A love letter to Warped Tour
Dear Vans Warped Tour,
I was pretty weird in high school. I wore a black bandana around my wrist, hung out with the theater kids and always had my earphones in. To be honest, I actually hated high school, but music helped me through the boy troubles, bullying, and overall adolescent drama that accompanied my teenage years.
I remember begging my parents to let me attend Warped Tour but they always said no. They were under the impression that it was just a bunch of punk-ass kids running around listening to loud music and partaking in satanic rituals. But at 22 years old, I finally had the chance to experience all it had to offer.
I believe there is a stigma that surrounds Warped Tour; people think it’s just a day full of loud music, teenage miscreants, drugs, mosh pits and any other punk rock stereotypes you can think of. But the reality is that Warped Tour isn’t that at all.
As I walked around, I saw many scarred wrists. I saw people who any other day probably weren’t nearly as happy as they were in that moment. It’s amazing to me that music is an outlet for someone’s everyday pain and Warped Tour understands that more than any other music festival I have had the pleasure of attending.
Warped Tour is a community. It’s thousands of people all coming together to see their favorite bands. It’s listening to the lead singer of your favorite band tell you that sometimes it’s okay to not be okay and that life isn’t about living up to other people’s expectations. It’s organizations dedicated to helping people who suffer from self injury, depression, and addiction spreading messages of hope and talking to individuals about their struggles.
This is why I am writing this love letter. Never before have I loved what a festival stands for as much as Warped Tour. It goes beyond the music and places an emphasis on the attendees. It’s like Warped Tour looked into the heart of an awkward, out of place teenager and asked, “What do they need? How can we help them?”
At age 22 I am no longer that weird kid in high school, instead I am that weird adult who still listens to pop punk music and struggles with some of the same insecurities I dealt with many years ago. While I may be a different person now, I was still incredibly impacted by Warped Tour, in some ways different than I would have been in high school but in many ways the same.
One of my favorite motivational speeches made on Tuesday from Jenna McDougall, the lead singer of Tonight Alive, sums up what Warped Tour stands for.
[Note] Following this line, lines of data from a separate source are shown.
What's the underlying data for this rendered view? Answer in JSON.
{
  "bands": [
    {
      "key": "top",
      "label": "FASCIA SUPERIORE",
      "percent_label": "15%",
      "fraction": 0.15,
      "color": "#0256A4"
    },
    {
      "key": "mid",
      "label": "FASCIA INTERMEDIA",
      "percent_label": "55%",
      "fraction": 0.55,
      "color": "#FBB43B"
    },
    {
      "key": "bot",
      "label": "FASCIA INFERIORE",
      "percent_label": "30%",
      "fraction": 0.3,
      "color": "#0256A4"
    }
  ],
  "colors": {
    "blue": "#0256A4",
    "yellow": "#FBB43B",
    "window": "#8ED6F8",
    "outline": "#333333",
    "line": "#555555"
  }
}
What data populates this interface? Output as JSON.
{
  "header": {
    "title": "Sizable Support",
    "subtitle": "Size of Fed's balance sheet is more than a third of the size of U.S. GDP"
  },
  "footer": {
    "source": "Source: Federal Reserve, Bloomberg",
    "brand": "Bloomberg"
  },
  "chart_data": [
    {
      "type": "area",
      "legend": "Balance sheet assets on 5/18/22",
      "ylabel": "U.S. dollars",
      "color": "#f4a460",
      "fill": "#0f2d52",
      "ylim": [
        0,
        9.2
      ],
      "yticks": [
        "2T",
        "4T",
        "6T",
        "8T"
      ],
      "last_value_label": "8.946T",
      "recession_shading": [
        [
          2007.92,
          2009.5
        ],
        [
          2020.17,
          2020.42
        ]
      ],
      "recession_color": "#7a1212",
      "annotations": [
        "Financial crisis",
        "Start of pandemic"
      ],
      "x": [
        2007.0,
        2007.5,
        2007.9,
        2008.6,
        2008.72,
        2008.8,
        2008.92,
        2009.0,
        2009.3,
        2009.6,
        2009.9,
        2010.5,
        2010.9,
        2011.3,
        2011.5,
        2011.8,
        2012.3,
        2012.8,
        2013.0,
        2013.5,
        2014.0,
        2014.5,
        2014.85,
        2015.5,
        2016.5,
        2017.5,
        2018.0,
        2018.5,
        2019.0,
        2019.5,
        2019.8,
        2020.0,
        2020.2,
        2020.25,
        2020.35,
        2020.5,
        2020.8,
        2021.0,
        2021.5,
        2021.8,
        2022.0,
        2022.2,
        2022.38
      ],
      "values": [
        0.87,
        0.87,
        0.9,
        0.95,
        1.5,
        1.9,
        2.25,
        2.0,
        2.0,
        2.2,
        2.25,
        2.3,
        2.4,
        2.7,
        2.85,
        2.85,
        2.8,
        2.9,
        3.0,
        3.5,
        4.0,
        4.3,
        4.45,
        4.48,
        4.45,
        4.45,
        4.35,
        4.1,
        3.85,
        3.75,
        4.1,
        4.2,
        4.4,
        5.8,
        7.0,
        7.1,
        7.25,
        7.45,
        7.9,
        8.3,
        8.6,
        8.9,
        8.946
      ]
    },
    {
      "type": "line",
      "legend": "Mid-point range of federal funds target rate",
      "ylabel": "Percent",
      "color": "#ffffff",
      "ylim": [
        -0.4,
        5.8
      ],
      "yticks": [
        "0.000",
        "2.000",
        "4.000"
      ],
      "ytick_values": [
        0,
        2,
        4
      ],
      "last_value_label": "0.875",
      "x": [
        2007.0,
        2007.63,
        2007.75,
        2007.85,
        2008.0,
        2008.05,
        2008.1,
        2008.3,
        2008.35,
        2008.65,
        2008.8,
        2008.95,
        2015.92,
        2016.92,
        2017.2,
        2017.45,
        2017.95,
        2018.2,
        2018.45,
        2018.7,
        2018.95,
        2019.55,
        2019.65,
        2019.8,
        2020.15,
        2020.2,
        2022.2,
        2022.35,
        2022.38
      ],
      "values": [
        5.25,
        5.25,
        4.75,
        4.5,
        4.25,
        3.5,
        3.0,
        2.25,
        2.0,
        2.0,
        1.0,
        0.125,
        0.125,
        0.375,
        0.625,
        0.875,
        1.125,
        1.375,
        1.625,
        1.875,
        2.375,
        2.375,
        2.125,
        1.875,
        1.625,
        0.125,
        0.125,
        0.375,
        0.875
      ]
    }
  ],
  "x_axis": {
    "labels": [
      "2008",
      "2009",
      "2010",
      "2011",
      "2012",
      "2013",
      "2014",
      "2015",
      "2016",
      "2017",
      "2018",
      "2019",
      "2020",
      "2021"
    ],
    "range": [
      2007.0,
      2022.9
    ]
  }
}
“Listen to yourself; trust your intuition; don’t waste your time catering to somebody else’s belief systems if is sacrifices your own; don’t waste your life living in fear of somebody else’s judgment; and never for a second waste your precious energy explaining yourself to people who are not equipped to understand.”
Thank you Jenna and thank you Warped Tour for giving the punk scene one day out of the year where we can celebrate our music, the punk culture and appreciate life just a little bit more.